Several of the stories included in this anthology either contain clear instances of the use of allegory or lend themselves to allegorical readings. Franz Kafka’s A Hunger Artist, for example, has been interpreted as an allegory treating the plight of the artist in the modern world. An allegorical reading has also been suggested for Hawthorne’s My Kinsman, Major Molineux. Read as a historical and political allegory of America’s coming of age and maturation as a young and independent nation, Robin can be said to represent colonial America and his kinsman, the British colonial authority that must be displaced and overthrown. Both Robin and colonial America share a number of common characteristics: both have rural, agrarian origins; both are young and strong, yet insecure and self-conscious because untested and inexperienced in the ways of the world; both are pious and proud (even arrogant) and given to aggressive behavior; and both have a reputation, deserved or not, for native “shrewdness”. Just as Robin learns that he can “rise in the world without the help of [his]….kinsman, Major Molineux,” so colonial America realizes that it can achieve its destiny as a mature and independent nation without the paternalistic control of Great Britain. In each of the preceding examples, an allegorical interpretation does seem to “work”, in the sense of that it allows us to organize the elements of the story around a central illuminating idea. Nevertheless, it would be a mistake to press such reading too far. To read these works “exclusively” as allegories is to oversimplify the internal dynamics of each story and to distort the author’s vision.

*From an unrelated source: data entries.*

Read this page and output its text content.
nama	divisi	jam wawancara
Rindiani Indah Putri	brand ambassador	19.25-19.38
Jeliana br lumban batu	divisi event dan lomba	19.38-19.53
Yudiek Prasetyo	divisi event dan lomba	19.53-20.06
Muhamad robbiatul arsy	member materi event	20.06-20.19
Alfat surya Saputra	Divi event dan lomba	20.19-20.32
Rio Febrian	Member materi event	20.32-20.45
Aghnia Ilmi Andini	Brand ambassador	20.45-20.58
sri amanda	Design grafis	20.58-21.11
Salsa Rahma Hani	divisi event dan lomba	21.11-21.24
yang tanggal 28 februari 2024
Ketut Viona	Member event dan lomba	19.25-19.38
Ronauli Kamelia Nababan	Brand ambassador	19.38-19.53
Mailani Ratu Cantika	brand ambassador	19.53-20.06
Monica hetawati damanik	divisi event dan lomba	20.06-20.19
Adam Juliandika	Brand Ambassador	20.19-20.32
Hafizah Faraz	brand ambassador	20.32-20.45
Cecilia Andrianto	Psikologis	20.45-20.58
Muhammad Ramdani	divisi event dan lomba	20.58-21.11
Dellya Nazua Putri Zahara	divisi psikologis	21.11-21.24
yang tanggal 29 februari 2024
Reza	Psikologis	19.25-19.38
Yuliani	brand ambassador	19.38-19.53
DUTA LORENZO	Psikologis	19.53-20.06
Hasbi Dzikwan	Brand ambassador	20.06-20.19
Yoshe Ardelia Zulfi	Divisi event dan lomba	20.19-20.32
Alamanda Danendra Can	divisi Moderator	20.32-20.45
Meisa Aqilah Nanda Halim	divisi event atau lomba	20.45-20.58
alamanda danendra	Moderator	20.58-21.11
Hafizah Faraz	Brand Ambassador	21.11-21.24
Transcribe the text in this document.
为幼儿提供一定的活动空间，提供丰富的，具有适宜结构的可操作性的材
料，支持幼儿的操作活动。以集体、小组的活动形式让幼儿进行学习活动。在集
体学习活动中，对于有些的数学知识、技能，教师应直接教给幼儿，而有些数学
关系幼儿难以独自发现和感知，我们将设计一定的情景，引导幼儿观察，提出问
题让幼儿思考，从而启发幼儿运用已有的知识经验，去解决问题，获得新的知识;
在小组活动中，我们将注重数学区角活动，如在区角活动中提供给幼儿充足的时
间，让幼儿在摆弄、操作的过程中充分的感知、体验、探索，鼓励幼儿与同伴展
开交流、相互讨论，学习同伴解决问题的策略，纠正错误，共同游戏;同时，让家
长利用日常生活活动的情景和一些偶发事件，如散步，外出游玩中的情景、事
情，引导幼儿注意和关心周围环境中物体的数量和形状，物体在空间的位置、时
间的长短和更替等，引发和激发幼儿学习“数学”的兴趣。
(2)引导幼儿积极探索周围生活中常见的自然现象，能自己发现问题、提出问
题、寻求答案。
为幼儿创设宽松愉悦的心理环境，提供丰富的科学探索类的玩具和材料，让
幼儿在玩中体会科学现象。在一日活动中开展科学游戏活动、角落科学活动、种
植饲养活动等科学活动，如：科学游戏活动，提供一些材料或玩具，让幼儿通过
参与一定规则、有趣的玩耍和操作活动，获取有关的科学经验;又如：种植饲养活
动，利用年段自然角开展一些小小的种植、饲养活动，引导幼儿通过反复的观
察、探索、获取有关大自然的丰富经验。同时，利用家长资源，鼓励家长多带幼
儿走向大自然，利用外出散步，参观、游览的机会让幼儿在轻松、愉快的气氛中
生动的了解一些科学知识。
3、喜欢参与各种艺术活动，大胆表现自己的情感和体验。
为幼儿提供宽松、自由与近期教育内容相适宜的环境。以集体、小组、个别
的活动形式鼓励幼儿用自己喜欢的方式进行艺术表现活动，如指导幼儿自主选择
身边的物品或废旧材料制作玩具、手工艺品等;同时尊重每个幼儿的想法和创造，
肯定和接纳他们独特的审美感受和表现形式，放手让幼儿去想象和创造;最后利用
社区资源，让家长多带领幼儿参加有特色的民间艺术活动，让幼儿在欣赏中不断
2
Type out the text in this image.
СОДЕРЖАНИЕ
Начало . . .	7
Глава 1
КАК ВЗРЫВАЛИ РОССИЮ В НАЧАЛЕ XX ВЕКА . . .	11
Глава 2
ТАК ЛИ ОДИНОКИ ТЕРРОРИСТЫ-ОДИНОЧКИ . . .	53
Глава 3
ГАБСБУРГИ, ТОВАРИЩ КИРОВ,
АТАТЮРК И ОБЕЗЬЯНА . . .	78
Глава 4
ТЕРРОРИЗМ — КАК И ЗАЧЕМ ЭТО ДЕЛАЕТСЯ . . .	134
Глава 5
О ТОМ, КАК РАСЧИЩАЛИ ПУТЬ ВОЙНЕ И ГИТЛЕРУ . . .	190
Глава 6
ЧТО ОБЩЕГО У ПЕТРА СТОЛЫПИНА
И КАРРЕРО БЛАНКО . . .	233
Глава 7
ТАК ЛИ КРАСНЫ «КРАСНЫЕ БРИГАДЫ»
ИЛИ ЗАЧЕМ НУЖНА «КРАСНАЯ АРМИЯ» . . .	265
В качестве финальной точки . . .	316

Although most modern writers prefer symbolism to allegory as a technique for enlarging the meaning of their works, allegory continues to make an occasional appearance in modern and contemporary fiction, particularly among such writers as C. S. Lewis, George Orwell, and William Golding, whose works are underscored by a strong philosophical, political, or religious vision. The names of many of the fictional creations of Flannery O’Connor, who confessed that she felt “more of a kinship with Hawthorne than with any other American writer”, openly hint that they exemplify the kind of abstractions we associate with allegory (Joy Hopewell, Mrs. Freeman, Manley Pointer, Grandmother Godhigh, Mrs, Chestny, Mr. Head, Mrs. Cope, Mr. Cheatam, Mr. Greenleaf, Mrs.May). When authors like Flannery O’Connor do employ allegorical names, they usually take care not to allow the names to carry the full burden of characterization. O’Connor’s characters are far more complex individuals than the single qualities of their names suggest.

Analyzing Symbol and Allegory

  1. What symbols or patterns of symbolism (or allegory) are present in the work? Are the symbols traditional, original or private?

  2. What aspects of the work (e.g., theme, setting, plot, characterization) does the symbolism (allegory) serve to explain, clarify, or reinforce?

  3. Does the author’s use of symbolism (allegory) seem contrived or forced in any way, or does it arise naturally out of the interplay of the story’s major elements?